RGA announced the completion of a transaction with a leading life insurance company
OREANDA-NEWS. Reinsurance Group of America, Incorporated (NYSE:RGA) today announced the completion of a transaction with a leading life insurance company to provide VM20 reserve financing for a block of term life insurance. The captive reinsurance agreement is one of the first such transactions in compliance with Actuarial Guideline 48 (“AG 48”), adopted by the National Association of Insurance Commissioners (“NAIC”), through which the NAIC defined rules to be followed for life reserve financing transactions completed after January 1, 2015.
Primary assets in this transaction originate from an affiliate of RGA, rather than from the direct insurer, in a manner that is consistent with the regulatory intent of AG 48. Other details of the transaction are not being disclosed.
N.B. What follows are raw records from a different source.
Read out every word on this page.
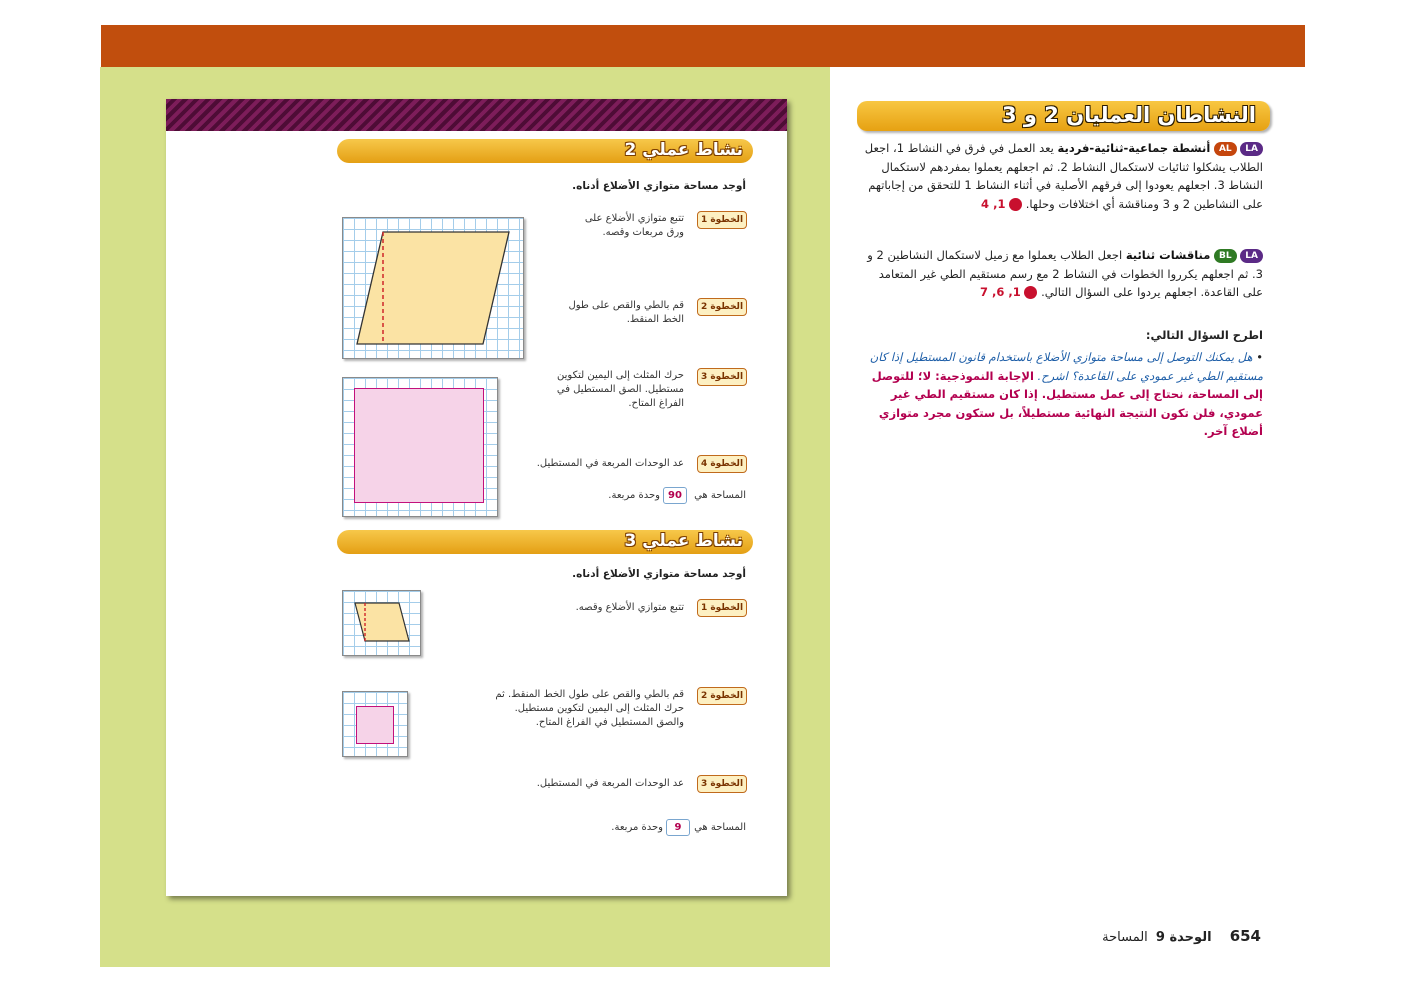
نشاط عملي 2
أوجد مساحة متوازي الأضلاع أدناه.
الخطوة 1
تتبع متوازي الأضلاع على ورق مربعات وقصه.
الخطوة 2
قم بالطي والقص على طول الخط المنقط.
الخطوة 3
حرك المثلث إلى اليمين لتكوين مستطيل. الصق المستطيل في الفراغ المتاح.
الخطوة 4
عد الوحدات المربعة في المستطيل.
المساحة هي
90
وحدة مربعة.
نشاط عملي 3
أوجد مساحة متوازي الأضلاع أدناه.
الخطوة 1
تتبع متوازي الأضلاع وقصه.
الخطوة 2
قم بالطي والقص على طول الخط المنقط. ثم حرك المثلث إلى اليمين لتكوين مستطيل. والصق المستطيل في الفراغ المتاح.
الخطوة 3
عد الوحدات المربعة في المستطيل.
المساحة هي
9
وحدة مربعة.
النشاطان العمليان 2 و 3
LA AL أنشطة جماعية-ثنائية-فردية يعد العمل في فرق في النشاط 1، اجعل الطلاب يشكلوا ثنائيات لاستكمال النشاط 2. ثم اجعلهم يعملوا بمفردهم لاستكمال النشاط 3. اجعلهم يعودوا إلى فرقهم الأصلية في أثناء النشاط 1 للتحقق من إجاباتهم على النشاطين 2 و 3 ومناقشة أي اختلافات وحلها.  1, 4
LA BL مناقشات ثنائية اجعل الطلاب يعملوا مع زميل لاستكمال النشاطين 2 و 3. ثم اجعلهم يكرروا الخطوات في النشاط 2 مع رسم مستقيم الطي غير المتعامد على القاعدة. اجعلهم يردوا على السؤال التالي.  1, 6, 7
اطرح السؤال التالي:
• هل يمكنك التوصل إلى مساحة متوازي الأضلاع باستخدام قانون المستطيل إذا كان مستقيم الطي غير عمودي على القاعدة؟ اشرح. الإجابة النموذجية: لا؛ للتوصل إلى المساحة، نحتاج إلى عمل مستطيل. إذا كان مستقيم الطي غير عمودي، فلن تكون النتيجة النهائية مستطيلاً، بل ستكون مجرد متوازي أضلاع آخر.
654 الوحدة 9 المساحة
“We believe this transaction marks the first AG 48-compliant captive reinsurance transaction featuring primary assets from a source other than the direct writer,” said Gary Seifert, Senior Vice President, North America, Global Financial Solutions, RGA. “Our Global Financial Solutions team worked closely with our client to find the most beneficial solution within the AG 48 framework. It is the latest example of RGA’s expertise in helping our clients meet evolving regulatory requirements in the U.S. and every other market we serve.”
About RGA
Reinsurance Group of America, Incorporated (“RGA”) is among the leading global providers of life reinsurance and financial solutions, with approximately $3.1 trillion of life reinsurance in force and assets of $52.2 billion as of March 31, 2016. Founded in 1973, RGA today is recognized for its deep technical expertise in risk and capital management, innovative solutions, and commitment to serving its clients.